Roaming the streets of Alameda in search of another street survivor for this series, I spotted this '66 Volvo on the east side of the island...
This one looks like it's been subjected to a steady bombardment of low-speed shopping carts. You can see how Bay Area cars tend to rust: in slow-motion, from the top down. No hurry on fixing that fender.
The Amazon was simple and reliable; you still see a fair number of them chugging along local streets in their stolid Scandinavian manner.
This car was sold in the United States as the 122S, but the home-market Amazon name just sounds so much better. Still, this emblem looks cool, with its suggestion of castle-like safety.

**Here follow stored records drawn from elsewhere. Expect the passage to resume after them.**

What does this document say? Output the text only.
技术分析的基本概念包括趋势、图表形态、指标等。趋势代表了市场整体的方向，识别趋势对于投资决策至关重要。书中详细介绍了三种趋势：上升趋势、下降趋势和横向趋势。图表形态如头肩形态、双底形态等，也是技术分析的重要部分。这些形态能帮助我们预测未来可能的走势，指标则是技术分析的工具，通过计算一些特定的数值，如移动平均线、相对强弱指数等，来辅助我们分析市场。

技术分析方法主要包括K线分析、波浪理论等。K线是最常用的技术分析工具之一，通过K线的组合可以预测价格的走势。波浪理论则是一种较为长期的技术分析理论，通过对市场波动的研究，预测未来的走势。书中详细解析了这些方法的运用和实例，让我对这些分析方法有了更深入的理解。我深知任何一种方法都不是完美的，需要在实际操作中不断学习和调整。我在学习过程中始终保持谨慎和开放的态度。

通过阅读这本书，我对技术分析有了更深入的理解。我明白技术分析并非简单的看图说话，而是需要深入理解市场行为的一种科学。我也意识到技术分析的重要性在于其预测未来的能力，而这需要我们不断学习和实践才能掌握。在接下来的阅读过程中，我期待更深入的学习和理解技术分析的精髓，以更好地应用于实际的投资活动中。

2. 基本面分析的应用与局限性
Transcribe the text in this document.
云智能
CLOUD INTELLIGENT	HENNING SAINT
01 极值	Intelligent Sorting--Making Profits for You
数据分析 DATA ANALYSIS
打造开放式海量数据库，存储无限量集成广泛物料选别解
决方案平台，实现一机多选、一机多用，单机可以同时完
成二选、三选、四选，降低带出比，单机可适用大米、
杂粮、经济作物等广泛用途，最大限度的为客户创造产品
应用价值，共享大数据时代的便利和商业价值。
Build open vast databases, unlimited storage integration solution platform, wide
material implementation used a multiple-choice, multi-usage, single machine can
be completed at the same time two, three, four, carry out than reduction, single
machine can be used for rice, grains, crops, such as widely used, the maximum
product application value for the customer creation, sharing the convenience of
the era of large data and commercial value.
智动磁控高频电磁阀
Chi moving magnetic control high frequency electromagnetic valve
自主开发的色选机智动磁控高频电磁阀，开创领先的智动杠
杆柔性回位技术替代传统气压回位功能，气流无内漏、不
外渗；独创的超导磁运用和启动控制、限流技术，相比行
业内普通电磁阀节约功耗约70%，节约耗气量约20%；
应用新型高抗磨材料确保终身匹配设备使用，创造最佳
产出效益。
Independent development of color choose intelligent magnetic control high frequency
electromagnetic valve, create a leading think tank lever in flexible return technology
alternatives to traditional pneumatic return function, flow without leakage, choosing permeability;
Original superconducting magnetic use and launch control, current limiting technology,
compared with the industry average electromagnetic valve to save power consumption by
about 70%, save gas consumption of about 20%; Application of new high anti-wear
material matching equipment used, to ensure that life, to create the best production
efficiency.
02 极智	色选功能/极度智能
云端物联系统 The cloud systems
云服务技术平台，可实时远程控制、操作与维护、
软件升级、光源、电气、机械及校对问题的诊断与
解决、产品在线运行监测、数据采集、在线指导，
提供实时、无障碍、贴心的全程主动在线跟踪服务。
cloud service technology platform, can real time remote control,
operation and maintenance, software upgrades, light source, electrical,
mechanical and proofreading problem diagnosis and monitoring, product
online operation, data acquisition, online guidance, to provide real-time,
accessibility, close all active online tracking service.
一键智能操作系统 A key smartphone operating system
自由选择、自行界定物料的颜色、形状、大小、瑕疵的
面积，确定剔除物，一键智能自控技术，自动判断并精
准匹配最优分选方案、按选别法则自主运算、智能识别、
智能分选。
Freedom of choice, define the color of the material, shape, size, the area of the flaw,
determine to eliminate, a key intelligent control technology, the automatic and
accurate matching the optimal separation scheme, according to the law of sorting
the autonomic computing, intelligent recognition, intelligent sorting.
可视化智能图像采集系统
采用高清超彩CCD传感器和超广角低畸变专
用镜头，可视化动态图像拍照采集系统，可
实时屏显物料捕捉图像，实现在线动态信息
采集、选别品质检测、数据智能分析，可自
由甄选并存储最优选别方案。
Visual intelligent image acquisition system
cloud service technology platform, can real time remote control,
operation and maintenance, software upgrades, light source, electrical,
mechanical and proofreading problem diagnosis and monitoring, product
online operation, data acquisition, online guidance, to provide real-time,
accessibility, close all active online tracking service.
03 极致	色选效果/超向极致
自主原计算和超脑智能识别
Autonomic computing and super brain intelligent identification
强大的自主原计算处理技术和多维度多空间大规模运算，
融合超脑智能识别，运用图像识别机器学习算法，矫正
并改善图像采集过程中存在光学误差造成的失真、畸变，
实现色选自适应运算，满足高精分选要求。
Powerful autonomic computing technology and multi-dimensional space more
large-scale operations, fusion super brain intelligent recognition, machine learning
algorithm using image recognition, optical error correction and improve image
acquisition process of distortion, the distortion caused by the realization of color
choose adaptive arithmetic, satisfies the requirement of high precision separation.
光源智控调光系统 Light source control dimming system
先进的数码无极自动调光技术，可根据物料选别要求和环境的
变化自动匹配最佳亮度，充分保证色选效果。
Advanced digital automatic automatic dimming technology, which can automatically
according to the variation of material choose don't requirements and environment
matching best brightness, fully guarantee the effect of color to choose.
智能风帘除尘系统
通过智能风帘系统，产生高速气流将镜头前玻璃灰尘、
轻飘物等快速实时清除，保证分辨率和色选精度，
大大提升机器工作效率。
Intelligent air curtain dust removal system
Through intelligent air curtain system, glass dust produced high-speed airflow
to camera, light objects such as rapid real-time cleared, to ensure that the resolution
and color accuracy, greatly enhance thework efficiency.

The Amazon was produced back when Swedish men were men and Swedish cars were austere. You got your steering wheel, your AM radio, some gauges. You did not get frills and/or frippery.
Perhaps the myth- and it sure as hell is a myth, at least for the last few decades- of the Reliable Volvo grew out of the rep these cars established. There just wasn't much to go wrong with them.
Cynics might say that the Amazon's design was ripped off from Detroit, circa 1952, but Sweden didn't get one of the world's highest standards of living by dashing headlong into every new trend that came along. If it was good enough for 1952, it's good enough for 1966, ja?
Let's hope this car is still on the road 40 years from now!